L’intransigeance, c’est très beau sur le papier. Dans la réalité, lorsque la gauche a conquis le pouvoir, est parvenue à améliorer le quotidien, à obtenir de grandes avancées sociales, ce fut sous la direction d’un socialiste. Léon Blum, Guy Mollet, François Mitterrand, Lionel Jospin, François Hollande : tous ceux qui sont parvenus à rassembler la majorité du pays étaient de ce bord. Par ailleurs, vous observerez qu’à chaque fois que la gauche a remporté une présidentielle, plusieurs partis de notre camp étaient en lice au premier tour. Historiquement, l’idée qu’il faille être rassemblé autour d’un candidat unique pour l’emporter est donc une fable.
"Lorsque la gauche a pu obtenir de grandes avancées sociales, ce fut sous la direction d'un socialiste"
Une gauche qui ne serait pas guidée par le PS serait donc vouée à l’échec ?
Observez l’état de la gauche actuelle, elle est entre 28 % et 30 % avec une surreprésentation dans les grandes métropoles. Pour arriver au pouvoir, il faut au moins 50 %. Comment trouver ces millions d’électeurs ? Pensez-vous qu’un discours radical soit rassembleur ? Il est primordial de dépasser et élargir son socle, rassembler. D’évidence, la personnalité de Jean-Luc Mélenchon est bien trop clivante pour cela.
Outre la personnalité de son chef, quelles sont vos principales divergences avec LFI ?
Il y a des points de désaccords majeurs que je ne peux pas taire. Je crois viscéralement qu’il n’y a rien de meilleur que la démocratie et j’ai du mal à imaginer travailler avec un parti qui ne la pratique même pas en interne. La politique étrangère constitue une autre divergence stratégique majeure. Avoir comme alliés la Chine ou la Russie, ce n’est pas possible pour moi.
Sur la question de l’antisémitisme, là aussi ce ne sont pas les valeurs du PS. Quand j’entends certaines personnalités chez LFI, il est clair qu’il y a des propos antisémites. Évidemment, les intéressés diront qu’ils n’ont pas été condamnés, ils sont assez habiles pour éviter la justice. Mais je n’ai pas besoin du droit pour me faire ma propre opinion.
Certaines voix pointent également une vision communautariste de la société qui s’éloigne de l’idéal universaliste cher au PS…
Fervent défenseur de l’universalisme, je ne souhaite pas être mis dans une case pour un prénom ou une religion supposée. Jean-Luc Mélenchon est sur une ligne d’essentialisation de gens qui portent mon prénom ou viennent comme moi de la banlieue. Cette technique est également utilisée par l’extrême droite.

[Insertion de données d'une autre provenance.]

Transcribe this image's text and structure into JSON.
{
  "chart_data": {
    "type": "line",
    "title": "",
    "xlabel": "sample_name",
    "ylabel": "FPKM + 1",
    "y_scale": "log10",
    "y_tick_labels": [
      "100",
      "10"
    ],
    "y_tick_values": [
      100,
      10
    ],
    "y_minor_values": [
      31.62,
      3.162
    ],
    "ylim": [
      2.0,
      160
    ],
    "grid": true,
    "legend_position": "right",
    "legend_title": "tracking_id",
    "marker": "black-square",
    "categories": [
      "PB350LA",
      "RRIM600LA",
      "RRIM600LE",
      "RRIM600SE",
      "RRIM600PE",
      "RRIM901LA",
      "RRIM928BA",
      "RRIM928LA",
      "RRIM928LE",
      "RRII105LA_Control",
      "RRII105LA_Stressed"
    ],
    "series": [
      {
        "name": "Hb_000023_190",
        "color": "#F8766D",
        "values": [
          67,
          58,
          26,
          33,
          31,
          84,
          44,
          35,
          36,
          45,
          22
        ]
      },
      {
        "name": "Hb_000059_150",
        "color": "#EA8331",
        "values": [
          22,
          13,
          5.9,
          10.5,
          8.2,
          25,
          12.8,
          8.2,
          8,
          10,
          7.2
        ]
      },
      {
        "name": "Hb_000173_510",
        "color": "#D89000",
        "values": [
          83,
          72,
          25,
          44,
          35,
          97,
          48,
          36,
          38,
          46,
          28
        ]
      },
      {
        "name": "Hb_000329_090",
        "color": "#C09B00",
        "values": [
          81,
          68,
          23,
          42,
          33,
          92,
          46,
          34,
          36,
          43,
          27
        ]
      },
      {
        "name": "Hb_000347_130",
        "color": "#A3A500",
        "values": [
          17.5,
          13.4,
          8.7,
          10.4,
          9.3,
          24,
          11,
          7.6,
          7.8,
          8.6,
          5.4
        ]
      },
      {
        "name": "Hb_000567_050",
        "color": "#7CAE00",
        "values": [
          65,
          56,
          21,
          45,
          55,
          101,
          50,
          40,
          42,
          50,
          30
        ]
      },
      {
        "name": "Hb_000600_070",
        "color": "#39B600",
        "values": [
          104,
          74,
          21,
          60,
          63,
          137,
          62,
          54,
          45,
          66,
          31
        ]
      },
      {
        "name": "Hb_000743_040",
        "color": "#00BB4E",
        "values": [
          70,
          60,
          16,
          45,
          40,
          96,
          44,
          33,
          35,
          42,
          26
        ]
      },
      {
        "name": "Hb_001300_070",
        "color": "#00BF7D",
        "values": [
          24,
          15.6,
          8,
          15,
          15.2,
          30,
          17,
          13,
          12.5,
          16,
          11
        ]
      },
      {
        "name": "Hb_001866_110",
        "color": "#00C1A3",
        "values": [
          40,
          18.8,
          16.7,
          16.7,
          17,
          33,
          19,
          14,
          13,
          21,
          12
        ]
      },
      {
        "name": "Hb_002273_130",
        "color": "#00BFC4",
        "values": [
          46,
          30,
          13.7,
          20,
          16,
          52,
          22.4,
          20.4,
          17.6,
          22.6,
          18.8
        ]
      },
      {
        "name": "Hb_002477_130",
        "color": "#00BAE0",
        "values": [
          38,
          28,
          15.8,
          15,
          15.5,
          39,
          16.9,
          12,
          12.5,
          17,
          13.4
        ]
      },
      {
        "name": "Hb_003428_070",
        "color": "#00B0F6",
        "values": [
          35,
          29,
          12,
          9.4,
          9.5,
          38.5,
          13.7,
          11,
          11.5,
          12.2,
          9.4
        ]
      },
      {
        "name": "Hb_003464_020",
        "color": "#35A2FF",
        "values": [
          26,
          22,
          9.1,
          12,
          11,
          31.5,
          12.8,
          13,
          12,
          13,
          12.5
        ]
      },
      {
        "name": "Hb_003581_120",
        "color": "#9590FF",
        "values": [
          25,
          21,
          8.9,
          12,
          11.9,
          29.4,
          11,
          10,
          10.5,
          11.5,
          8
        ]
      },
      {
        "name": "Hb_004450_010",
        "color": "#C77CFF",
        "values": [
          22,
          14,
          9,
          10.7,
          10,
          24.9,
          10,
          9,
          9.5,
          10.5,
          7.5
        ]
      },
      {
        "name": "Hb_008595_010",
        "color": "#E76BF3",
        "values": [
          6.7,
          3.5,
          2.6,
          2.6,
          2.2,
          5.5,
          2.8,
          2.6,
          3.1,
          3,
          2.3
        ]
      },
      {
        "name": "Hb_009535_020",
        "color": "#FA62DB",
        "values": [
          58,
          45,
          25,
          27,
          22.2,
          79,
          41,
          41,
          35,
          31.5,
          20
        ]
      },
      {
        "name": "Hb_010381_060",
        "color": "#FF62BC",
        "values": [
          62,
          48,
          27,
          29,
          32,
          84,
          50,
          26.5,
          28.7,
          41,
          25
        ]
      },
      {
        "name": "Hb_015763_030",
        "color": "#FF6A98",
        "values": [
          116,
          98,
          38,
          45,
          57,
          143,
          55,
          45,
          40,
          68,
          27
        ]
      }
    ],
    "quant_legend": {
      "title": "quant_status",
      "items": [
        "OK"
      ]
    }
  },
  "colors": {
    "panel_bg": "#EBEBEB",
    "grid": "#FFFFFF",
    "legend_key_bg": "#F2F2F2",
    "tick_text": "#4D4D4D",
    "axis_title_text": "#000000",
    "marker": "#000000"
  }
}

Je suis viscéralement contre le fait de découper une population en tranches, peu importe ce qui est tranché. La gauche est universaliste, elle se perd en agissant ainsi. Je suis élu dans le Val-d’Oise, un département à moitié urbain, à moitié rural. Il suffit d’aller à Sarcelles, à Argenteuil ou à Magny-en -Vexin pour constater que les problèmes et les solutions sont similaires sur le plan du travail, de l’emploi, des transports ou du sentiment de relégation.

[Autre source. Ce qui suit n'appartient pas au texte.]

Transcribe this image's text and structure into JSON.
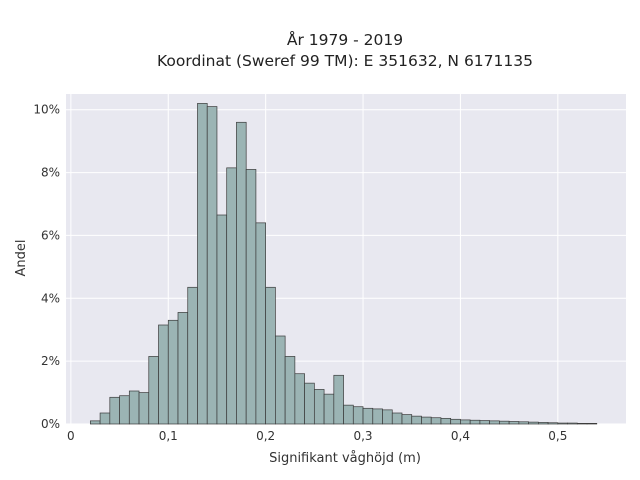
{
  "chart_data": {
    "type": "bar",
    "title": "År 1979 - 2019",
    "subtitle": "Koordinat (Sweref 99 TM): E 351632, N 6171135",
    "xlabel": "Signifikant våghöjd (m)",
    "ylabel": "Andel",
    "bin_width": 0.01,
    "bin_starts": [
      0.02,
      0.03,
      0.04,
      0.05,
      0.06,
      0.07,
      0.08,
      0.09,
      0.1,
      0.11,
      0.12,
      0.13,
      0.14,
      0.15,
      0.16,
      0.17,
      0.18,
      0.19,
      0.2,
      0.21,
      0.22,
      0.23,
      0.24,
      0.25,
      0.26,
      0.27,
      0.28,
      0.29,
      0.3,
      0.31,
      0.32,
      0.33,
      0.34,
      0.35,
      0.36,
      0.37,
      0.38,
      0.39,
      0.4,
      0.41,
      0.42,
      0.43,
      0.44,
      0.45,
      0.46,
      0.47,
      0.48,
      0.49,
      0.5,
      0.51,
      0.52,
      0.53
    ],
    "values": [
      0.1,
      0.35,
      0.85,
      0.9,
      1.05,
      1.0,
      2.15,
      3.15,
      3.3,
      3.55,
      4.35,
      10.2,
      10.1,
      6.65,
      8.15,
      9.6,
      8.1,
      6.4,
      4.35,
      2.8,
      2.15,
      1.6,
      1.3,
      1.1,
      0.95,
      1.55,
      0.6,
      0.55,
      0.5,
      0.48,
      0.45,
      0.35,
      0.3,
      0.25,
      0.22,
      0.2,
      0.18,
      0.15,
      0.13,
      0.12,
      0.11,
      0.1,
      0.09,
      0.08,
      0.07,
      0.06,
      0.05,
      0.04,
      0.03,
      0.03,
      0.02,
      0.02
    ],
    "xlim": [
      -0.005,
      0.57
    ],
    "ylim": [
      0,
      10.5
    ],
    "xticks": [
      0,
      0.1,
      0.2,
      0.3,
      0.4,
      0.5
    ],
    "xtick_labels": [
      "0",
      "0,1",
      "0,2",
      "0,3",
      "0,4",
      "0,5"
    ],
    "yticks": [
      0,
      2,
      4,
      6,
      8,
      10
    ],
    "ytick_labels": [
      "0%",
      "2%",
      "4%",
      "6%",
      "8%",
      "10%"
    ],
    "grid": true,
    "bar_color": "#9bb4b4",
    "bar_edge_color": "#3a3a3a",
    "plot_background": "#e8e8f0",
    "grid_color": "#ffffff"
  }
}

"Je suis viscéralement contre le fait de découper une population en tranches, peu importe ce qui est tranché"
Essayons d’unifier les Français. Dans notre département, les maires socialistes qu’ils soient en zone urbaine, périurbaine ou rurale sont réélus régulièrement. Et dans les banlieues populaires, ils n’ont pas besoin de crier "Gaza" ou je ne sais quoi mais font en sorte que l’école fonctionne bien, que la qualité de vie s’améliore, que la vie sportive et culturelle soit diverse. Cela dit, je pense que tous les partis doivent prendre davantage à bras-le-corps les questions de lutte contre le racisme et toutes formes de discriminations.

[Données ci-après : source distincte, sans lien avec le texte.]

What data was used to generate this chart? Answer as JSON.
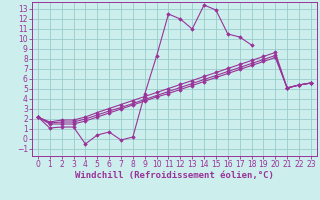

Vous faites partie de l’opposition interne à Olivier Faure. Quel serait votre principal point de désaccord ?
Je connais Olivier Faure depuis des années et, même s’il existe des désaccords de ligne, ce qui nous rassemble est bien plus puissant que ce qui nous sépare. Mais je dirais que notre stratégie diverge, l’actuelle direction accorde une priorité aux alliances tactiques, puis au programme. Pour ma part, j’estime que c’est le programme qui doit être au centre de tout.
"Je connais Olivier Faure depuis des années, ce qui nous rassemble est bien plus puissant que ce qui nous sépare"
Comment rendre le parti socialiste plus fort ?
Le PS doit essayer de sortir d’un piège dans lequel est tombée la politique : celui de penser l’action publique catégorie par catégorie en proposant une mesure pour les retraités, une autre pour la jeunesse, une pour les agriculteurs…
Le travail de doctrine doit se faire de manière globale et non sectorielle pour insuffler un espoir collectif. J’invite les lecteurs à écouter le discours de victoire prononcé par François Mitterrand en 1981 à l’hôtel du Vieux Morvan. Il parle de la France, il parle aux Français. Il avait compris que l’intérêt général transcende les intérêts particuliers. Les socialistes ont un immense atout : au Parlement, dans les collectivités locales, sur le terrain, nous sommes au service de l’intérêt général, agissons. À nous de continuer à le faire savoir !
Êtes-vous optimiste pour la suite ?
L’optimisme est dans ma nature. Mais je reste persuadé que le socialisme est la meilleure réponse aux crises économiques, sociales et démocratiques que nous traversons. Les populistes ne prospèrent que sur des vieilles lunes, la nostalgie d’un passé imaginaire ou la recherche de boucs émissaires. Les Français finiront par constater qu’il n’y a rien de constructif dans le populisme. Le socialisme a peut-être tout pour redevenir tendance…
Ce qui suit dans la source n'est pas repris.